Temat: Znajoma z pracy mnie zniszczyła

Cześć, mam mały problem z jedną kolezanką z pracy.
Otóż pracuje ze mną koleżanka, nazwijmy ją Ania...
Ogólnie pracujemy ze sobą już około 2 lata, ale przez pierwszy rok dosłownie że sobą nie gadaliśmy bo mieliśmy wrażenie że poprostu żadne z nas nie ma ochoty rozmawiać. Jakieś pojedyncze słowa, cześć cześć, albo moje próby jakichś smalltalku czy jej mogę jakoś pomóc.
W pewnym momencie zaczął nam się kontakt poprawiać, zaczęliśmy coraz częściej rozmawiać w pracy i zaczęliśmy dobrze się czuć w swoim towarzystwie. Okazało się że Ania wstydziła się do mnie zagadać i stresuje ją rozmowa z ludźmi, ale chciała się do mnie zbliżyc bo nie ma znajomych.
Po kilku tygodniach, mam wrażenie że niechcący mówi że ma chłopaka, gdzie dosłownie nigdy nic o nim nie wspominała.
I po usłyszeniu tej informacji, dosłownie zmieniło mi się podejście do niej, wcześniej ogólnie podobała mi się i byłem zainteresowany nią jako osobe kogoś na dłużej, ale trochę się wycofałem.
Później Ania zaczęła dziwnie się do mnie odzywać, ciągle podteksty, flirt i tak naprawdę zaczęliśmy mieć kontakt przed pracą, w pracy i po pracy.
Zaczęliśmy się spotykać poza pracą, jej chłopak o tych spotkaniach nie wiedział, niby nic poza przytulaniem między nami nie dochodziło ale samo to że nie chciała powiedzieć o mnie chłopakowi trochę dało do myślenia.
Później zaczeły się teksty że pracuje w tym miejscu tylko z mojego powodu i że jestem dla niej bardzo ważny.
Nie wiedziałem co robic, bo przecież ona ma chłopaka z którym jest już 5 lat.
I tak naprawde mijały miesiące, spotykaliśmy się dalej, ale to nie wyglądały na spotkania przyjaciół tylko częściej byliśmy przytuleni czy kilka razy się całowaliśmy.
Było mi poprostu dobrze z nią, zakochałem się.
Nigdy sobie nie powiedzieliśmy"kocham cię". bałem się że poprostu przestraszy się, a nie chciałem jej stracić.
Różne były sytuacje gdzie Ania narzekała na chlopaka że nie poświęca jej czasu itd. i zawsze mówiła że chciałaby być z takim kimś jak ja, bo próbowałem za wszelką cenę być oparciem dla niej.

I później nagły zwrot akcji, przestaje się do mnie odzywać.
Każdą rozmowę zaczynam ja i mam wrażenie że Ania chce ją skończyć jak najszybciej.

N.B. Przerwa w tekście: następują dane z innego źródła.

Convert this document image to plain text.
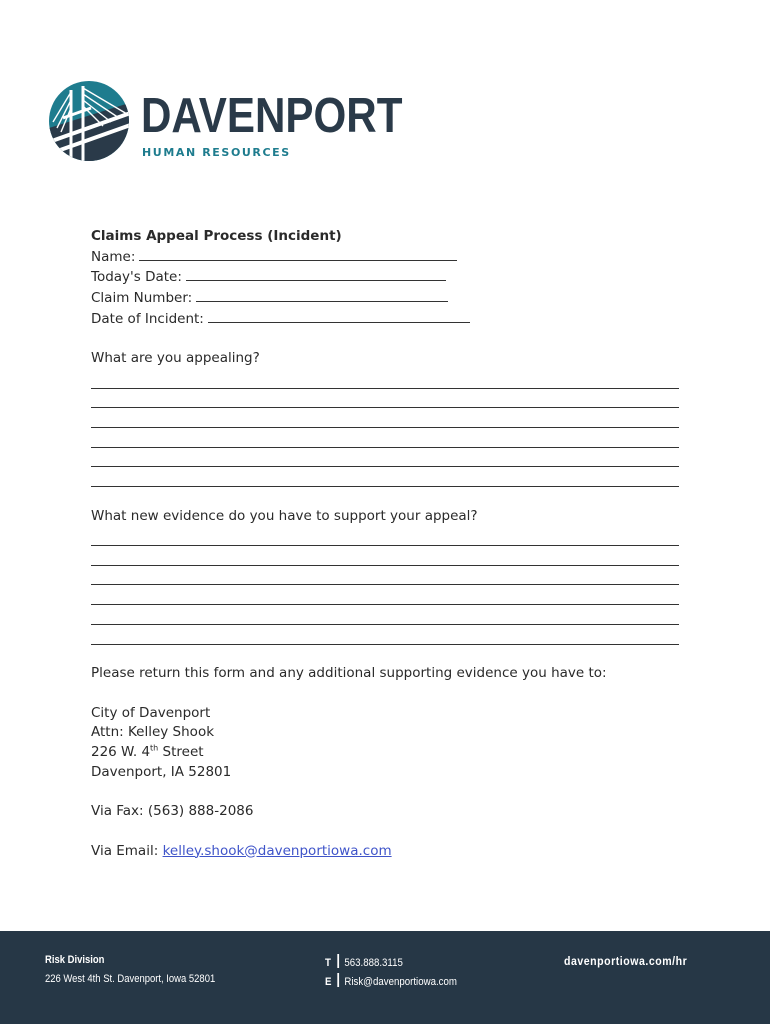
DAVENPORT
HUMAN RESOURCES
Claims Appeal Process (Incident)
Name:
Today's Date:
Claim Number:
Date of Incident:
What are you appealing?
What new evidence do you have to support your appeal?
Please return this form and any additional supporting evidence you have to:
City of Davenport
Attn: Kelley Shook
226 W. 4th Street
Davenport, IA 52801
Via Fax: (563) 888-2086
Via Email: kelley.shook@davenportiowa.com
Risk Division
226 West 4th St. Davenport, Iowa 52801
T 563.888.3115
E Risk@davenportiowa.com
davenportiowa.com/hr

Nagła zmiana podejścia do mnie. Dodajmy tylko że pracujemy razem, więc zaczyna się robić dziwnie.
Zaczynają się rozmowy i moje pytania co się stało że tak nagle zaczyna ucinać znajomość, ale dosłownie wypiera się i zmienia temat.
Powoli zaczynam czuć się olewany więc zaczyna robić mi się przykro bo nie wiem co się dzieje.
Zaczynamy się kłócić i tracić kontakt.
Zaczynam jej wypominać że to ona pchneła znajomość w tą dziwną stronę i teraz boi się ze mną o tym porozmawiać...
Skończyło się tak że nie gadamy ze sobą już wogole, w pracy probujemy się unikać, pracujemy na małym magazynie więc widujemy się caly czas...
Jestem poprostu na nią wściekły, bo nic sobie nie wyjaśniliśmy, nie wiem co się stało do teraz bo nie chce ze mną rozmawiać, ludzie z którymi pracujemy też nic nie wiedzą że mieliśmy lekki romans ale się chyba domyślają, i zaczęły się pytania czemu ze sobą nie rozmawiamy.
Aktualnie zaczyna mieć tą sama relacje z innym znajomym z pracy z którym się znam i poprostu zaczyna mnie to niszczyć psychicznie...
I zostałem że złamanym sercem, nie mogący się podnieść, i czuję że zostałem potraktowany jak zabawka która można łatwo zastąpić.
Nie chce odchodzić z pracy, bo czuję się tam dobrze i jestem doceniany, więc naprawdę nie wiem co robić. Pomocy.